Development of Neisseria gonorrhoea (GC) strains resistant to first-line treatment has evolved continuously in Greenland. This growth of antimicrobial resistance calls for an immediate effective approach in order to prevent and control the spread of gonorrhoea as well as other STIs [4,10,17,26,27].

Strengths and limitations

The main strength of our study is that due to national surveillance and full central laboratory data we have the complete number of gonorrhoea tests and positive gonorrhoea tests nationwide in Greenland in 2015. Furthermore, the thorough registration of gonorrhoea tests have ensured a valid recording of the area/town were the various tests have been performed.

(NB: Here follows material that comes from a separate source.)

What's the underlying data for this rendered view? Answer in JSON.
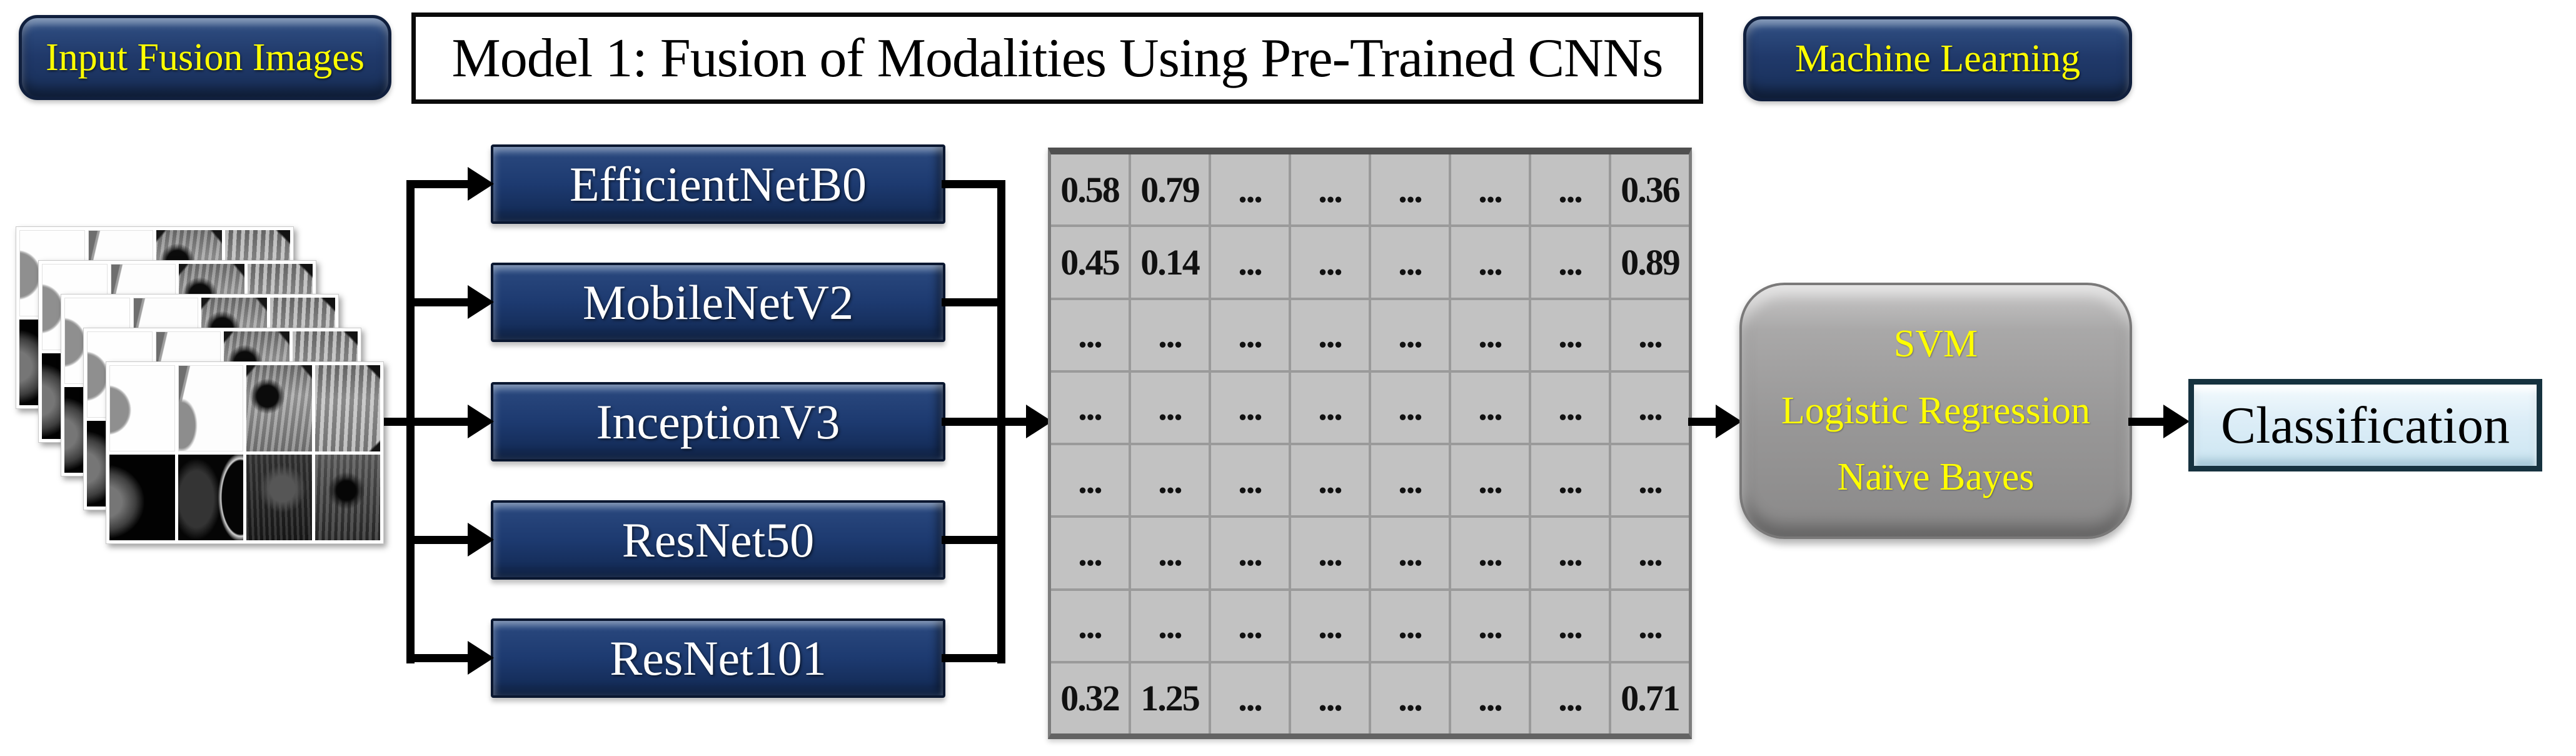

A limitation of this study is that we have focused on number of tests and not on number of persons. Therefore double registration cannot be excluded. However, we found that 1,561 tests were distributed on 1,365 individuals and therefore double registration is believed to be limited. We have not in this study investigated or described the specific distinctions in contact tracing and treatment approaches in the different areas/towns. This is a limitation to the study, as it is highly relevant when looking at regional differences. Our results indicate that this would be interesting to examine further in future studies.

Our study is a simple outline of age, gender and region specific differences in diagnostic activity concerning gonorrhoea. Yet, the limitations to this study raise some important questions for future studies to enable a useful map of the current gonorrhoea epidemic.

Conclusion

The study shows that in 2015 there was a high diagnostic activity and a high incidence of gonorrhoea in Greenland. It also shows that there were disparities by age, sex and region in rates of tests for gonorrhoea and positive gonorrhoea tests in Greenland in 2015.

To our knowledge this is the first study examining regional differences in testing frequency and incidence of gonorrhoea in the different areas of Greenland.

Future studies could focus on the development of testing frequency and incidence of gonorrhoea regionally over the years. This would make it possible to detect if certain regions/towns have had an especially high increase or decrease in incidence over the last years. In continuation of this, as earlier mentioned, further exploration of regional differences in diagnostics, treatment and contact tracing would be highly relevant.

Our study indicates a need for an evaluation of the current national strategy. A more uniform nationwide approach to gonorrhoea prevention, diagnostics and treatment is perhaps required to prevent further spread.